Japans nächster Premier Ishiba Bei Wählern beliebt - in der Partei nicht immer
Shigeru Ishiba soll Japans neuer Premier werden. Bei Wählern ist er beliebt - auch weil er in keinen der jüngsten Skandale verwickelt war. In der Partei eckte er aber lange Zeit an. Jetzt hat er es an die Spitze geschafft.
Japans künftiger Regierungschef trinkt ganz gerne mal einen. Jedenfalls gibt er das neben klassischen Hobbys wie Kochen, Lesen oder Schwimmen an. Möglicherweise ist das auch ein Grund, warum Shigeru Ishiba in der geselligen japanischen Bevölkerung so beliebt ist.
Stärker ins Gewicht fallen dürfte bei dieser Frage aber, dass Ishiba in keinen der jüngeren Skandale seiner Partei verwickelt war. Auch nicht in die Spendenaffäre, die dazu geführt hat, dass der bisherige Premierminister Fumio Kishida nach drei Jahren im Amt den Rückzug angetreten hat.
Oft gegen den Strom geschwommen
Innerhalb seiner Partei galt Ishiba lange Zeit als Ärgernis. Zu oft schwamm er gegen den Strom des konservativen Establishments, zu sehr feuerte er gegen den früheren Partei- und Regierungschef Shinzo Abe. Vier Mal versuchte Ishiba vergeblich, an die Spitze seiner Partei zu kommen. Im fünften Anlauf ist er nun auf dem Höhepunkt seiner politischen Karriere angekommen.

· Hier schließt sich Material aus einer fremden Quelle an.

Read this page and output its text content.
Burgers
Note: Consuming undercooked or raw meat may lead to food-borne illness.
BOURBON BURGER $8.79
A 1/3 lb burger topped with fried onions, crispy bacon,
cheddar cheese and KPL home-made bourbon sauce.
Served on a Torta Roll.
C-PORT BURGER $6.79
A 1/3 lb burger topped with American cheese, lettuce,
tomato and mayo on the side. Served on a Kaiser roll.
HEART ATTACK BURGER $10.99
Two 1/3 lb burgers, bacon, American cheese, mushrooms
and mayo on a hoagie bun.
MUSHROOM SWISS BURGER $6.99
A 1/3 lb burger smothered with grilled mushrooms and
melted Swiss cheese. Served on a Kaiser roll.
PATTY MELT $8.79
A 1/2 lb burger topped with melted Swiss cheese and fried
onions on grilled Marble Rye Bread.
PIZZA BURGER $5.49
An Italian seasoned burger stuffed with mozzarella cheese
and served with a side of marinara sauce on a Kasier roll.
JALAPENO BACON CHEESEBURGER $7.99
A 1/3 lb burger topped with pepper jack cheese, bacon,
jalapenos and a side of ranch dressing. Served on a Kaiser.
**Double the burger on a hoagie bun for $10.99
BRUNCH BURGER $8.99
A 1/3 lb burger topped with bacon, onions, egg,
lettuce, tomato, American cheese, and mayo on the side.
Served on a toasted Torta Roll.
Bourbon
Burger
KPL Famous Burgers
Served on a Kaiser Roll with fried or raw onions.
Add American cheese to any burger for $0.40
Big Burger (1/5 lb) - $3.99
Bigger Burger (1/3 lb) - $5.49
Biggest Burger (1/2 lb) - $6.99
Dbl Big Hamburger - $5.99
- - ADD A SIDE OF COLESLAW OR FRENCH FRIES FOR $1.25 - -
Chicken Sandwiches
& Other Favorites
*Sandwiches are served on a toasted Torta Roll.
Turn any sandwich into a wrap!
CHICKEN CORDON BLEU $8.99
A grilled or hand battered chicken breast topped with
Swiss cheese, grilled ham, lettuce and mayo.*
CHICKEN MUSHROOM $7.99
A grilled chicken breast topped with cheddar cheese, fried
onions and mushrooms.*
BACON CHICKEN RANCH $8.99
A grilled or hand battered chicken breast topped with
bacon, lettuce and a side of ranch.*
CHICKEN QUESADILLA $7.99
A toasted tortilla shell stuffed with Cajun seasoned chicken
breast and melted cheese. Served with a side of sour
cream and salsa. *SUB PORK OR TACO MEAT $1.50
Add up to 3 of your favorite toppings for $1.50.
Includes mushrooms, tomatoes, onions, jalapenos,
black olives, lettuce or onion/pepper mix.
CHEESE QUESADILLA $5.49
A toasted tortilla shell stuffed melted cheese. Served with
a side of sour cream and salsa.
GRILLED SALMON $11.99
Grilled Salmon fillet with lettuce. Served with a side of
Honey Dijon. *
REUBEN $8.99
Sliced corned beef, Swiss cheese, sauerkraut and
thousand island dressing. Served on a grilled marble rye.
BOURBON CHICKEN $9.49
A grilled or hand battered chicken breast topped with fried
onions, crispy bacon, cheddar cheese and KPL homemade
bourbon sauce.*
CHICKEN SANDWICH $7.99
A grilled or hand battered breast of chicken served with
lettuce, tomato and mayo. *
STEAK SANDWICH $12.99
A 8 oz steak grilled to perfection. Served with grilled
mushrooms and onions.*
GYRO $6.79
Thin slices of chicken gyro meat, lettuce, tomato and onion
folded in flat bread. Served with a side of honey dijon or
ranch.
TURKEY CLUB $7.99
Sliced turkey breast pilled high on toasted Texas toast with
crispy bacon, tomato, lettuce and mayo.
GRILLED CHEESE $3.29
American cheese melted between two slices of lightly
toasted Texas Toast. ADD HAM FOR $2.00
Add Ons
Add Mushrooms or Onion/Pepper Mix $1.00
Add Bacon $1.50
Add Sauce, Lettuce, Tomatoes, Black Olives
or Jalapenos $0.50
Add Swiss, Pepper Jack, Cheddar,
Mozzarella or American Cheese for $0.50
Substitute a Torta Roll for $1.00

Diesen Erfolg hat er in gewisser Weise auch seiner Parteikollegin Sanae Takaichi zu verdanken. Die Hardlinerin, die es weiterhin verbieten möchte, dass Eheleute unterschiedliche Nachnamen tragen und die das Erbe von Abe weiterführen wollte, war einigen Mitgliedern der LDP-Partei dann wohl doch zu rechtskonservativ. Takaichi wäre die erste Frau an der Spitze Japans gewesen.
Nun wird es ein 67-jähriger Christ, verheiratet und Vater zweier erwachsener Töchter. Shigeru Ishiba steht alles andere als für einen Generationenwechsel.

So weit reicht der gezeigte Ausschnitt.